Conclusion
Beyond any reasonable doubt, Brooks and Wohlforth’s view of reputation & legitimacy is better. Their reasoning and clarity, supported by the empirical justifications, couldn’t persuade any further. Indeed, the constraints of reputation work best for economic policy, but cannot work when it comes to security policy. These are two different domains that must be handled differently. A country’s cooperation with the international economic institutions and the international security institutions purely depends on the goals and interests of that country. Nothing, not even reputation, should compel the country to comply when it doesn’t want to, especially when the said country is the key player.
Attaining compliance through credible threats of retaliatory action and reputation costs, as argued by the institutionalists, cannot be used against United States. The country’s dominant position in the international system cannot entertain any sort of retaliation or revenge from any country. Instead, every country would wish to cooperate with US, as doing so has a lot of benefits. It is the power that controls the means, and US has the power; so, US definitely controls the means. This, however, doesn’t mean that US uses the multilateral organizations only to suit its purpose, as argued by the institutionalists . United States is the largest player and the leader of these organizations and its reputation is segmented. Besides, compliance rates vary across nations.
While institutionalists argue that compliance rates may be uniform and high if a reputation that advocates for international cooperation is adopted, evidence shows otherwise. Compliance rates depend on the importance of the key issues. Every issue is independent of another and linkages should not be made between these issues. It can therefore be costly for a state to comply with international institutions on some issues. Furthermore, lack of compliance on one issue cannot lead to poor reputation as reputation is multidimensional, and depends on time and the key issues at that particular time.

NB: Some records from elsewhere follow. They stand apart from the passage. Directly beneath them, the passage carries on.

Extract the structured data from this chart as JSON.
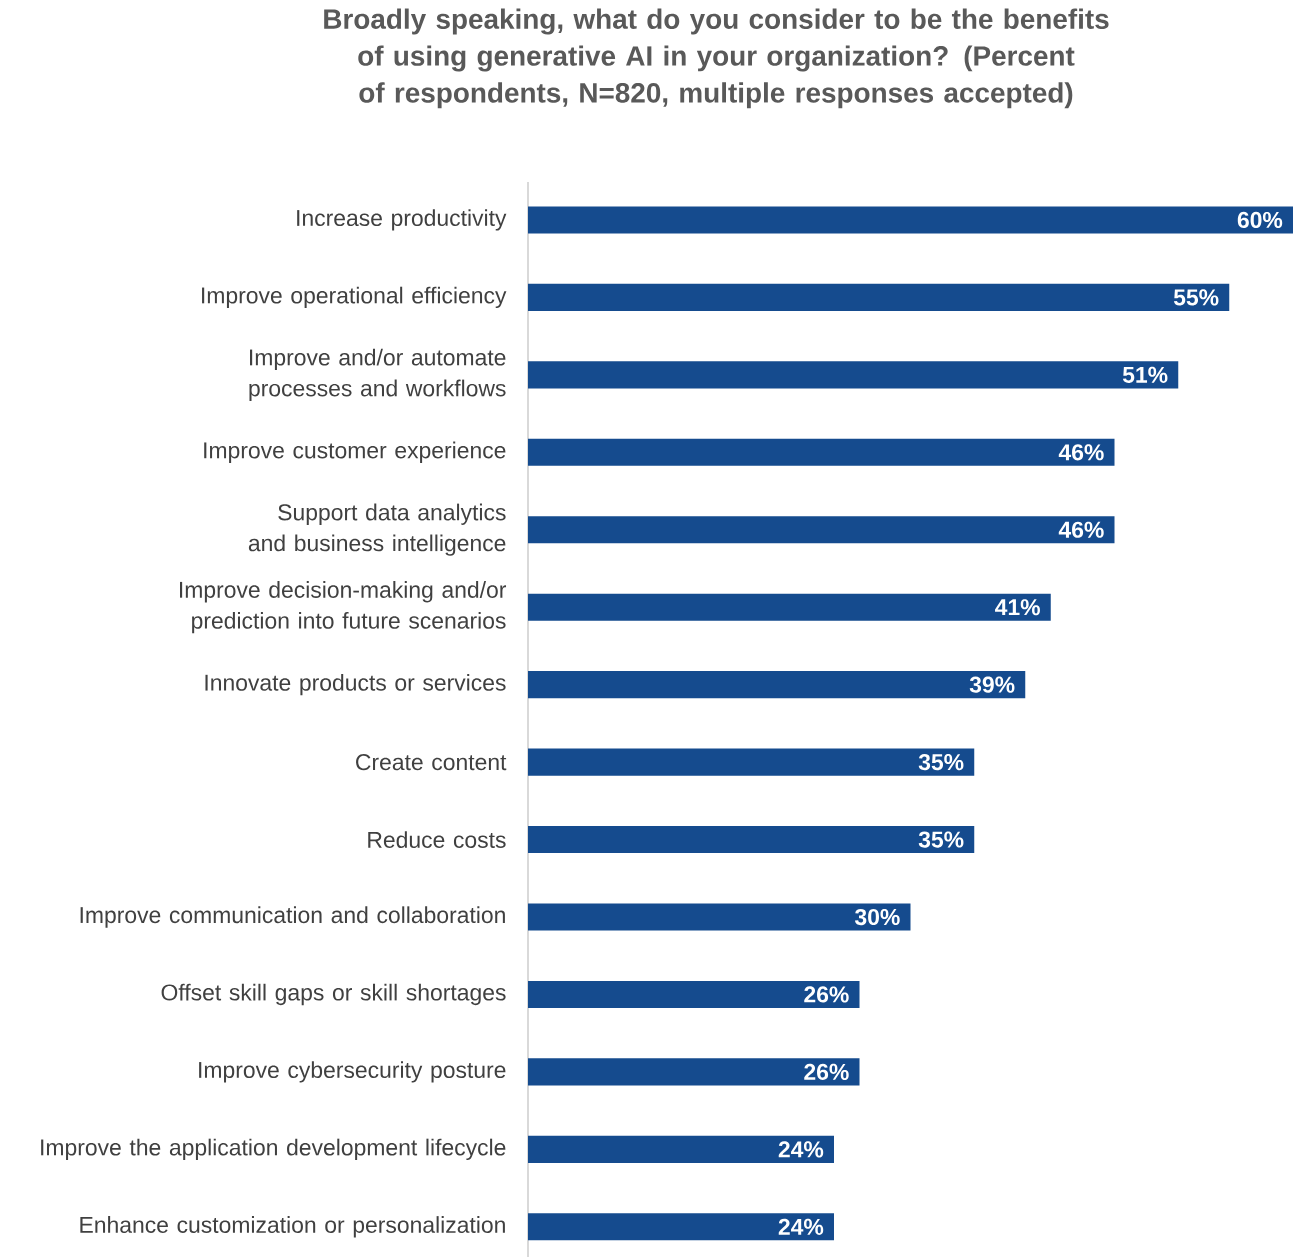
{
  "chart_data": {
    "type": "bar",
    "orientation": "horizontal",
    "title": "Broadly speaking, what do you consider to be the benefits of using generative AI in your organization? (Percent of respondents, N=820, multiple responses accepted)",
    "categories": [
      "Increase productivity",
      "Improve operational efficiency",
      "Improve and/or automate processes and workflows",
      "Improve customer experience",
      "Support data analytics and business intelligence",
      "Improve decision-making and/or prediction into future scenarios",
      "Innovate products or services",
      "Create content",
      "Reduce costs",
      "Improve communication and collaboration",
      "Offset skill gaps or skill shortages",
      "Improve cybersecurity posture",
      "Improve the application development lifecycle",
      "Enhance customization or personalization"
    ],
    "values": [
      60,
      55,
      51,
      46,
      46,
      41,
      39,
      35,
      35,
      30,
      26,
      26,
      24,
      24
    ],
    "value_labels": [
      "60%",
      "55%",
      "51%",
      "46%",
      "46%",
      "41%",
      "39%",
      "35%",
      "35%",
      "30%",
      "26%",
      "26%",
      "24%",
      "24%"
    ],
    "color": "#154b8e",
    "xlim": [
      0,
      60
    ],
    "tick_labels": "y"
  }
}
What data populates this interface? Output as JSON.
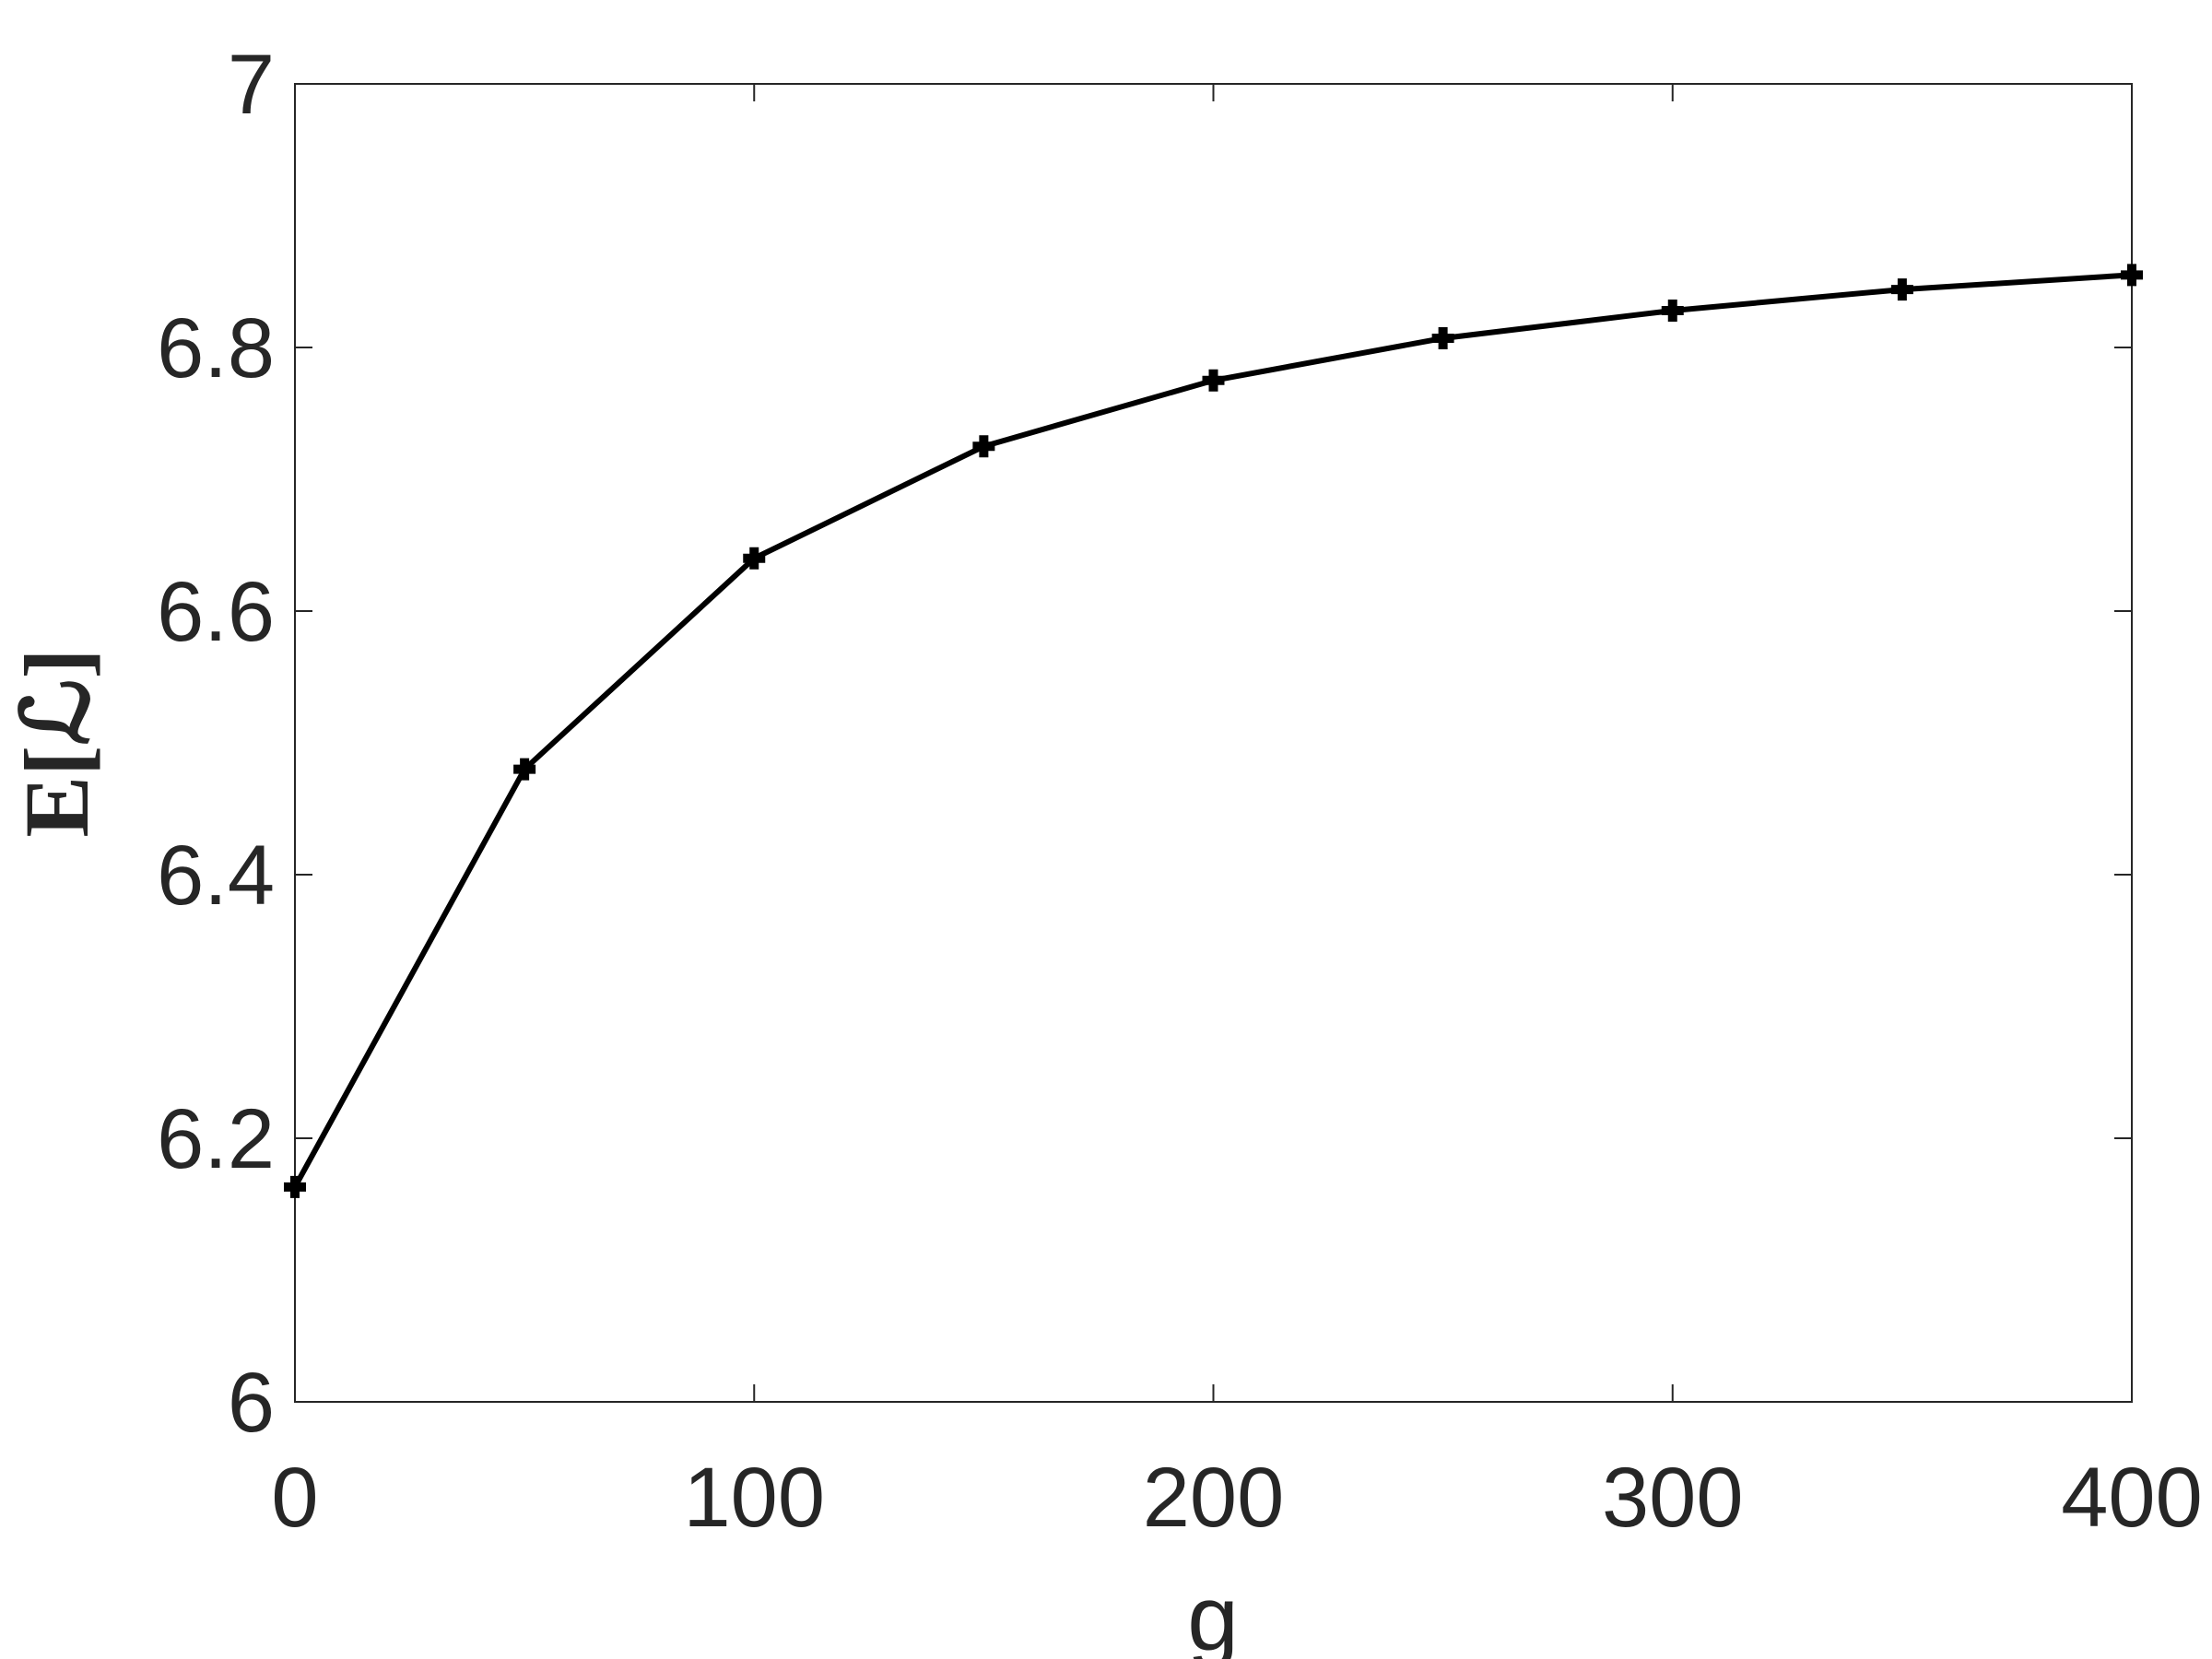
{
  "chart_data": {
    "type": "line",
    "xlabel": "g",
    "ylabel": "E[ℒ]",
    "x": [
      0,
      50,
      100,
      150,
      200,
      250,
      300,
      350,
      400
    ],
    "series": [
      {
        "color": "#000000",
        "values": [
          6.163,
          6.48,
          6.64,
          6.725,
          6.775,
          6.807,
          6.828,
          6.844,
          6.855
        ]
      }
    ],
    "xlim": [
      0,
      400
    ],
    "xticks": [
      0,
      100,
      200,
      300,
      400
    ],
    "ylim": [
      6,
      7
    ],
    "yticks": [
      6,
      6.2,
      6.4,
      6.6,
      6.8,
      7
    ],
    "grid": false
  }
}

Regarding legitimacy, Brooks and Wohlforth’s argument holds more water. Legitimacy is not about international approval; it’s about the best acceptable option. When war is the best acceptable option, it becomes legitimate despite international approval, which might even fail. As argued by Ikenberry, its true legitimacy is based on judgment, but the judgment of that particular state according to their belief and acceptability, not the judgment of the international community. The war against communism was not subject to any international approval; instead, US believed it was the best acceptable option at that time. They established standardized institutions which were later accepted on an international level. US achieved legitimacy. A legitimist nation follows its own rules. These rules cannot be changed every time depending on the interests and attitude at the time. Situations might call for the changing the beliefs or accepted norms, but this doesn’t guarantee maintenance of legitimacy. Many nations re-write the rules to suit their interests when they are the leading hegemons. Others employ different tactics including bribes. An example is the response of US after the 9/11 attack. By failing to respond immediately and enshrining the war in the 2002 homeland security plan, US simply redefined the rules, or rather, broke the rules to make other rules. It could have gained legitimacy by persuading others of the need for change or by linking the new rules to the already established ones.